I saw that you had posted the incorrect description of the tax change on the John McDonnell thread as well recently.

If one of us took this to an MP, as you encouraged Jerry to do, the MP would be told by Gauke that this was completely wrong, and that we did not know what we were talking about. It would be an open goal for Gauke, and would undermine our credibility.

Apart from that, I thought your comparison of the three types of taxpayer was brilliant.

The 20% “relief” will not be deducted from the finance costs, it will be deducted from the tax that is calculated in the new way. And the new way is to pretend that we have no finance costs when working out our profits.
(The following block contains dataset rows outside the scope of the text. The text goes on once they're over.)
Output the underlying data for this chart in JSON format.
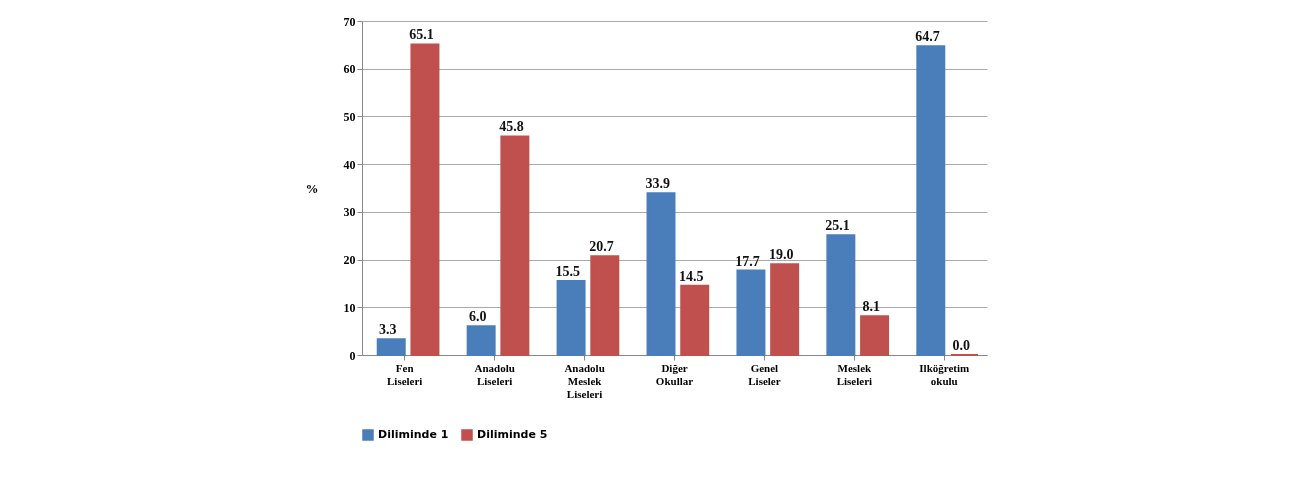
{
  "chart_data": {
    "type": "bar",
    "ylabel": "%",
    "categories": [
      "Fen Liseleri",
      "Anadolu Liseleri",
      "Anadolu Meslek Liseleri",
      "Diğer Okullar",
      "Genel Liseler",
      "Meslek Liseleri",
      "Ilköğretim okulu"
    ],
    "series": [
      {
        "name": "Diliminde 1",
        "color": "#4a7ebb",
        "values": [
          3.3,
          6.0,
          15.5,
          33.9,
          17.7,
          25.1,
          64.7
        ],
        "value_labels": [
          "3.3",
          "6.0",
          "15.5",
          "33.9",
          "17.7",
          "25.1",
          "64.7"
        ]
      },
      {
        "name": "Diliminde 5",
        "color": "#c0504d",
        "values": [
          65.1,
          45.8,
          20.7,
          14.5,
          19.0,
          8.1,
          0.0
        ],
        "value_labels": [
          "65.1",
          "45.8",
          "20.7",
          "14.5",
          "19.0",
          "8.1",
          "0.0"
        ]
      }
    ],
    "ylim": [
      0,
      70
    ],
    "yticks": [
      0,
      10,
      20,
      30,
      40,
      50,
      60,
      70
    ],
    "grid": "y",
    "legend": "bottom"
  }
}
The change could be explained to tenants by saying that HMRC are going to pretend that the money which we pay to the lender as interest is somehow still in our bank account as well. Then HMRC will tax us on it at 20% (or 25% for additional rate taxpayers). The tenants will say that it doesn’t make sense, and you will agree.

Alex Caravello’s spreadsheet is completely reliable, that has never been questioned. Its calculations are transparent. Whenever you change a figure in a red box, black figures will change. You can check they are right with a calculator. At no stage does it deduct 20% from the finance costs.